|Clara Peoples and Paul Knauls in the 2012 Juneteenth Parade. This year Mrs. Peoples is the Grand Marshall.|
This year's Juneteenth promises to be a big one, with food, free children's activities, arts events and a parade celebrating the 150th anniversary of the Emancipation Proclamation itself.
Portland's Juneteenth, on Saturday, June 15, in the green field by Legacy Emanuel at Northeast Vancouver and Graham Street, goes beyond honoring the day – several years late – when enslaved Americans in Texas learned of President Abraham Lincoln's move to abolish slavery.
Doris Rush, Juneteenth Committee chair, wants every community resident to understand that this day represents a celebration of freedom for people all over the world.
"It's not known about by even a lot of African Americans – but everybody from every culture, every race and age group can enjoy a sense of freedom," Rush says. "Plus great music and food -- there is a lot of fun and knowledge to be gained at this event."
What is Juneteenth? Although Lincoln signed the Emancipation Proclamation in September 1862, it was not until June 19, 1865 -- more than two years later -- that freedom came to the last enslaved workers in Texas.

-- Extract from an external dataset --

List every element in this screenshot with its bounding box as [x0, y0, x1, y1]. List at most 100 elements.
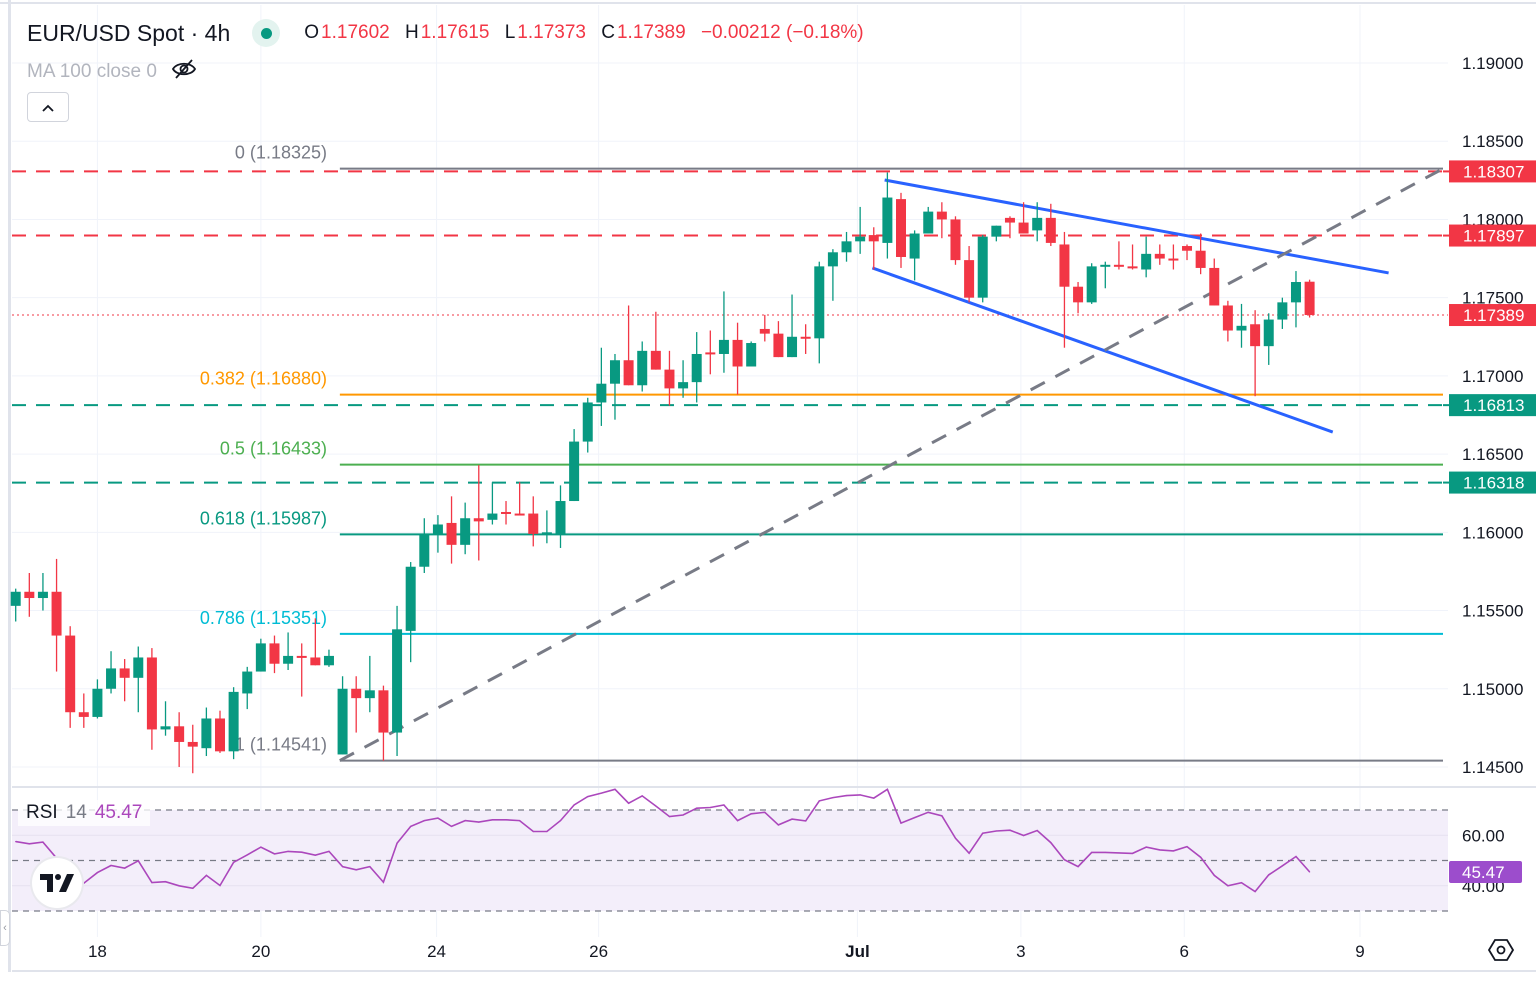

The Vancouver NAACP plans its first-ever Juneteenth Celebration on Saturday, June 22 at Marine Park, at SE Marine Park Way and Columbia Way near the Water Resource Center, from 1 -5 p.m. Their event features food, vendors and entertainment. Find out more about their work at www.naacpvanc.org , or email President Rev. Marva J. Edwards at firstname.lastname@example.org.
Portland organizers say that Juneteenth is "meant to rejoice in freedom and remind everyone that African-Americans' ancestors endured one of the worst slave experiences in human history."
In Portland, the celebration starts with a "Freedom Parade" at 11 a.m. along Martin Luther King, Jr. Boulevard, between Northeast Jarrett and Knott Streets. This year's Grand Marshall is "Mother of Juneteenth" Clara Peoples, who in 2011 was bestowed the national honor of "Miss Juneteenth."
Peoples is credited with leading Oregon's first-ever Juneteenth Parade, along the docks during World War II.
The short parade ends at the Legacy Emanuel field at Northeast Vancouver at Graham, where the festival will take place starting at noon, and running through 6 p.m.
There will be foods, musical artists, special guest speakers, arts and craft vendors, prizes, a play area for children, and much more. This event is free to the public and family-friendly.
Rush also praises U.S. Sen. Jeff Merkley, who last December became the 30th signer of a joint resolution declaring Juneteenth a national holiday.
"This year marks 150 years since the steel chains were broken on African-American people," Rush says. "Portland's Juneteenth events may be small and not as prominent as in most other cities, but we still believe that our communities should join in celebrating our freedom as Americans."
Also slated is a lecture on the history of Juneteenth by African American historian Hari Jones, assistant director and curator of the African American Civil War Freedom Foundation and Museum in Washington, D.C. The talk is 7-9 p.m. at the University of Portland on Wednesday, June 12, and sponsored by Wells Fargo.
One last special program is, "Juneteenth: Words Along the Way," 6 p.m., Wednesday, June 19 at the North Portland Neighborhood Library back lawn, 512 N. Killingsworth. In the case of rain, the program will be moved to the second floor auditorium.
At this event, PassinArt Theater Company traces the early history of African Americans through poetry and prose, placing Juneteenth in context. This event will conclude with a make-your-own-sundae Ice Cream Social.
Sponsors of this year's activities include Wells Fargo Bank, Legacy Health System, NW Natural, Skanner News, Passin Art Theater Company, Multnomah County Library, Christopher's Gourmet Grill, The Portland Ice Cream Company and the City of Portland.